El "Grooming" es un nuevo tipo de problema relativo a la seguridad de los menores en Internet, consistente en acciones deliberadas por parte de un adulto de cara a establecer lazos de amistad con un niño o niña en Internet, con el objetivo de obtener una satisfacción sexual mediante imágenes eróticas o pornográficas del menor o incluso como preparación para un encuentro sexual.



Se trata de un problema cada vez más acuciante y que ya ha puesto en guardia tanto a la policía como a distintas asociaciones. Las principales dificultades para atajarlo y terminar con él son el anonimato de los delincuentes, la inocencia de los menores y la fácil accesibilidad de internet. Y es que, a diferencia del ciberacoso, en el "Grooming" el acosador es un adulto y existe una intención sexual, cuyo objetivo es la lucha contra la pornografía infantil en Internet y el ciberacoso.


Para lograrlo crea un perfil falso y se hace pasar por otro menor de edad. Comienza a ganarse la confianza de la víctima averiguando sus preferencias y gustos. En una etapa posterior le propone que le envíe fotos o videos personales; si la víctima se niega, comienza a amenazar con hacer público ese material.

En otras ocasiones, el acosador evita la fase de generar confianza y, directamente, logra tener material de índole privado, mediante la obtención de contraseñas o hackeo de cuentas.

La principal herramienta de prevención es la comprensión de los riesgos que existen al compartir información personal en un espacio público como las redes sociales o internet. Es fundamental que los adultos se informen sobre las páginas web, las redes sociales y las aplicaciones que usan frecuentemente niños y adolescentes; conocer con quiénes interactúan y saber qué gustos y rutinas tienen en su vida online.

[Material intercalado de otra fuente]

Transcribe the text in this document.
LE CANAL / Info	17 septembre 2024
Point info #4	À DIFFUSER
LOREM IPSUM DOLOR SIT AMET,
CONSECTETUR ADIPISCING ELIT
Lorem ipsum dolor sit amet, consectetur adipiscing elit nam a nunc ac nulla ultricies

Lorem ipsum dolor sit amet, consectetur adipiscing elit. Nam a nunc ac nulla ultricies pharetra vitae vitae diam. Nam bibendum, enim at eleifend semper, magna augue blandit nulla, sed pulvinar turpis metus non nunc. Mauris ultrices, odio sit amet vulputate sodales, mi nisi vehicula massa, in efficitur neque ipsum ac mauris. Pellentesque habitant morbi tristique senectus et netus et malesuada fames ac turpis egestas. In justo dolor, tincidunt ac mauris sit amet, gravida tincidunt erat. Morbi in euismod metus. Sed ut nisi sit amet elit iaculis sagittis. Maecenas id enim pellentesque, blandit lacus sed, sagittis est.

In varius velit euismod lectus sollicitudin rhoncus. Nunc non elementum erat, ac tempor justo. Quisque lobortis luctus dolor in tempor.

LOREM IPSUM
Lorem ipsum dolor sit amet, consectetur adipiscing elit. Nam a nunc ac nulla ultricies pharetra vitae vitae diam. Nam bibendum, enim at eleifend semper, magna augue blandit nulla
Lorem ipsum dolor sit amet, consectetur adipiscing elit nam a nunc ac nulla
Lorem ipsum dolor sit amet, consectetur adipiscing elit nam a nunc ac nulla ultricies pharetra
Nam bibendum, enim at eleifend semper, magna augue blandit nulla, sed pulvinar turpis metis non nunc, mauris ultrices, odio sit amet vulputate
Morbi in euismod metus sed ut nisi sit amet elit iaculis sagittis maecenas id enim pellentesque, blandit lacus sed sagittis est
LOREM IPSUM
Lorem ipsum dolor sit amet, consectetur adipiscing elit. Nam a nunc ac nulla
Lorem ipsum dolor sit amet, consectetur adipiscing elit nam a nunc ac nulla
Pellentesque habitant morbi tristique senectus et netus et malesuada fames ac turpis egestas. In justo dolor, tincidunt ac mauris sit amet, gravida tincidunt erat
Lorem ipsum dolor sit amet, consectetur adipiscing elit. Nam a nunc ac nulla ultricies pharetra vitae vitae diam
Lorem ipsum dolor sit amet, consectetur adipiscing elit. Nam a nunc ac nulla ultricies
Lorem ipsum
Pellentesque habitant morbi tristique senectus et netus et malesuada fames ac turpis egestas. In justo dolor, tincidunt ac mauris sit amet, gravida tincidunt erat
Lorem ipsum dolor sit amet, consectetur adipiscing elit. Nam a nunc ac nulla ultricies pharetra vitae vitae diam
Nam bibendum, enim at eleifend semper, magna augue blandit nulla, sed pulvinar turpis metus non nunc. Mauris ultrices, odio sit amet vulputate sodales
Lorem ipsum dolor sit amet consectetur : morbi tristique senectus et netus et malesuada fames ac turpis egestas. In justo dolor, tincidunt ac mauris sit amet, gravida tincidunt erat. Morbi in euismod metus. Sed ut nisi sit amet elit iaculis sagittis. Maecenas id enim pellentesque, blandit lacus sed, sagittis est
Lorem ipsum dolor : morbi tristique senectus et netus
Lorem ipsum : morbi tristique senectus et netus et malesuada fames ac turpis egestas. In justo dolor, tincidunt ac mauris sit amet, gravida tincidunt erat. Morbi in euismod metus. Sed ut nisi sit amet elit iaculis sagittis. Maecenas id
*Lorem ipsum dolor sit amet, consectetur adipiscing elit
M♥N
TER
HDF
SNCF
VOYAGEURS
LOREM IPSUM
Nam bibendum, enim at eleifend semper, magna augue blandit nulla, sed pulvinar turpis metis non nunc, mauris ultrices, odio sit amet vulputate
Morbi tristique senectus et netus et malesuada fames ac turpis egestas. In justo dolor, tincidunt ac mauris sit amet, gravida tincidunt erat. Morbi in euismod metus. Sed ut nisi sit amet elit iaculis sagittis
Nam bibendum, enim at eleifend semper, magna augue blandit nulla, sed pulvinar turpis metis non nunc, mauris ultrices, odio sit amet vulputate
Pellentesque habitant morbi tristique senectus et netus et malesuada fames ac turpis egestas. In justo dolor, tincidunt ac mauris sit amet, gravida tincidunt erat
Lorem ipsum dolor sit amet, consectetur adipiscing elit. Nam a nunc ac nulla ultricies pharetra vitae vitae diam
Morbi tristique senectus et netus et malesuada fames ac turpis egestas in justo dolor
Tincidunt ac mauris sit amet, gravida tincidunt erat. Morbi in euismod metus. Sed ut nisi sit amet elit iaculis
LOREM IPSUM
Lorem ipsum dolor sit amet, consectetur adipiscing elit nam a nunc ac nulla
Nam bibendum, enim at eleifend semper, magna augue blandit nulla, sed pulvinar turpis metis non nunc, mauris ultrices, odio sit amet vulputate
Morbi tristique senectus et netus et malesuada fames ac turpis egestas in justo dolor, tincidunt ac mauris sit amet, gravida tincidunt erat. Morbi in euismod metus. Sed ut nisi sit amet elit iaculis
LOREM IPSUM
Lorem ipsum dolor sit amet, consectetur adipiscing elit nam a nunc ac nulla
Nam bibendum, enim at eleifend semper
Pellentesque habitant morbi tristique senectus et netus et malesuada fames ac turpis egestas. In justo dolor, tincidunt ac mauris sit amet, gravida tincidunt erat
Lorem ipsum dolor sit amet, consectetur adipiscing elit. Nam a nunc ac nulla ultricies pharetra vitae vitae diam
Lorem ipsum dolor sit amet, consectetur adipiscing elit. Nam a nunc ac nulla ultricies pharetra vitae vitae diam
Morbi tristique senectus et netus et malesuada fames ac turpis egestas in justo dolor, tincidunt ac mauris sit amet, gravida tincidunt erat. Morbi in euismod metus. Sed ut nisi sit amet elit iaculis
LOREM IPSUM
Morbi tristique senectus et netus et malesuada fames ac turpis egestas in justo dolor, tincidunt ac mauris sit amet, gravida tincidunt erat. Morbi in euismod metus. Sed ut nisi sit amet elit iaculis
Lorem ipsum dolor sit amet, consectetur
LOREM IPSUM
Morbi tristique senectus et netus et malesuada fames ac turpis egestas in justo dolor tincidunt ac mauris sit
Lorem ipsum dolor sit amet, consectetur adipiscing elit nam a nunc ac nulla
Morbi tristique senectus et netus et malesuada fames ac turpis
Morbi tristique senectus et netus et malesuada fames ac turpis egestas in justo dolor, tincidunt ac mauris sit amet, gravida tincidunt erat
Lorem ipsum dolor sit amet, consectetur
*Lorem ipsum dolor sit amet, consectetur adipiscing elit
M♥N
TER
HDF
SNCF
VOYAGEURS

Mostrar que verdaderamente hay confianza en los hijos, generará a su vez que ellos confíen en los padres al momento de confesar situaciones peligrosas que puedan estar viviendo.

Entender que para los jóvenes los amigos del chat cuentan de la misma manera que los de la escuela, el club o el barrio. Muchas veces ellos no ven diferencias.


Siempre es importante tomarse el trabajo de configurar la privacidad. Actualmente, hay opciones más avanzadas como armar subgrupos entre los contactos y elegir qué cosas ve cada grupo, restringir las etiquetas antes de que se publiquen en nuestros muros o bloquear a un perfil.

Nunca encender la cámara web cuando chatean con desconocidos. Del otro lado pueden estar grabando lo que ellos muestren, tenga o no contenido sexual.

Utilizar contraseñas seguras que combinen números y letras.


Ante un caso de Grooming es recomendable denunciar el perfil del acosador en la red. También limitar la capacidad de acción del acosador cambiando las claves de acceso, y revisar y reducir las listas de contactos de las redes sociales.

Recurrir a los servicios de protección locales y centros de acceso a la justicia para recibir asesoramiento.